Sep. 19 2011 10:18 AM
Brian from Hoboken

Many of these "investments with risk" are private equity guys who use mostly leverage (borrowed money-not their own), buy companies, re-organize (lay off workers), borrow money in the company's name to then pay themselves handsomely, and then throw it back on the market through an IPO, often leaving the company saddled with more debt than it had previously. Where is the job creation here? Where is the risk if most of the invested money was borrowed?
Oh by the way this is what Romney did as co-founder of Bain Capital.
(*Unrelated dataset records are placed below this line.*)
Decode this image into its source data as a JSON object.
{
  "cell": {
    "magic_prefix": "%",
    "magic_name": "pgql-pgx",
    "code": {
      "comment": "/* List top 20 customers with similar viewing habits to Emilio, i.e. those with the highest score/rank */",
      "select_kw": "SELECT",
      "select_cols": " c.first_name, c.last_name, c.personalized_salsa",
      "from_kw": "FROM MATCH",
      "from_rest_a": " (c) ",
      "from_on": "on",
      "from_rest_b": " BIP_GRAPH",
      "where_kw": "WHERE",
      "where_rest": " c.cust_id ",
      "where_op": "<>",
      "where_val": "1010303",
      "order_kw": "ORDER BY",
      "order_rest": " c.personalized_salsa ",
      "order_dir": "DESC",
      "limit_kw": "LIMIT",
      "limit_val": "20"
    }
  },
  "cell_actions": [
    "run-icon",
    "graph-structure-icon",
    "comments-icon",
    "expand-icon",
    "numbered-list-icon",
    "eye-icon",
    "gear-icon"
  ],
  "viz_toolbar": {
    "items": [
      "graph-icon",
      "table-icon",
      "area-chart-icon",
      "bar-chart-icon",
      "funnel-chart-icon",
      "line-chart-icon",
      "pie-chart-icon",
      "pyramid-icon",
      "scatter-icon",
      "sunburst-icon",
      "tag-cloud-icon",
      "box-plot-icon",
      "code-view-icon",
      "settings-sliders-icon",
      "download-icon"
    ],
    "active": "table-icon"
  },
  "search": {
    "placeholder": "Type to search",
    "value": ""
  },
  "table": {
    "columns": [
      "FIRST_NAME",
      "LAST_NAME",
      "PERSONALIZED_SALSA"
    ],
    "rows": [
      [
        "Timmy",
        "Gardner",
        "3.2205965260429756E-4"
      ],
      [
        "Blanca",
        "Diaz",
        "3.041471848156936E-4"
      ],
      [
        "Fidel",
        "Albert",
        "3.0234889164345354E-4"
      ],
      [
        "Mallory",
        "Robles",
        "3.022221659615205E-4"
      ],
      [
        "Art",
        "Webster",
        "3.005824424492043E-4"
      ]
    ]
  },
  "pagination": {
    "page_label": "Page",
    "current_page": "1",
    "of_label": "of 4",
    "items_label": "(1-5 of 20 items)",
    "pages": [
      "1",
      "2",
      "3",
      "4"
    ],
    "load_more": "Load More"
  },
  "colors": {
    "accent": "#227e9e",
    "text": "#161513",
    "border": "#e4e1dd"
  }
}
And he talks about jobs he created?

Sep. 19 2011 10:18 AM

Bring back the penis worshiper!!

Sep. 19 2011 10:18 AM

If lower capital gains rates incentivize certain people to create jobs, why aren't they creating jobs NOW? Tax rates are at historic lows now. Turner's theory is not being borne out by the facts.

Sep. 19 2011 10:18 AM
Fuva from Harlem

Right ON, Robert from NYC...(There's that theory about the "Liberals" as NOT being the liberals of yesteryear; that the "elite" amongst them have been co-opted, gone "neo"...)...Perhaps WNYC will address this lack of coverage.

Sep. 19 2011 10:17 AM

Mr Magoo, indeed!!

Sep. 19 2011 10:17 AM
MFAN from Staten Island

My whole hope with Warren Buffet (as large of a job creator as you can get) actually having his name attached to this legislation would be that the republicans would not be able to say "this kills jobs". Now that's exactly what Turner is saying! And who is he to say that? WARREN BUFFET KNOWS MORE ABOUT THIS THAN YOU! What's your resume, Turner?

Sep. 19 2011 10:17 AM
dboy from nyc

Geeze!! NYC, we're doomed... DOOMED!!

The 9th district gets what they deserve!

Good job!

Sep. 19 2011 10:16 AM
Raul Rothblatt from Prospect Heights

A question to Mr. Turner: I thought the job of profit was the provide the incentive for business risk. Isn't the market supposed to lead innovation, not the government choosing to pick winners and losers?

Sep. 19 2011 10:16 AM
seth mosler

ask him about hedge funds who convert ordinary incom to capital gains-ask if that is fair!!!!!!

Sep. 19 2011 10:16 AM
Nick from UWS

Oh god....the man's brain operates at 15 mph...from a razor-sharp guy like Anthony Wiener to Mr Magoo.

Sep. 19 2011 10:13 AM

Wow....No wonder Mr.Turner demurred on his WNYC appearances. Not too good at thinking on his feet...or maybe he's just a little tired. Weprin should have debated him to show up the weaknesses.
Sorry NYC, I don't think this guy will serve you well.

Sep. 19 2011 10:11 AM

also how much staff does a congress person need?
how many will turner have?

brian, nothing about the wall street protest?

Sep. 19 2011 09:45 AM

Poor red states get the most socialist aid from the federal government. Can we start cutting the budget there?

Sep. 19 2011 09:41 AM
Robert from NYC

How about a segment on the protests going on in Wall Street this weekend and today? Shouldn't NPR support it's supporters who have been affected by the "financial horrors" caused by Wall Street!! What's happened to NPR's social conscience?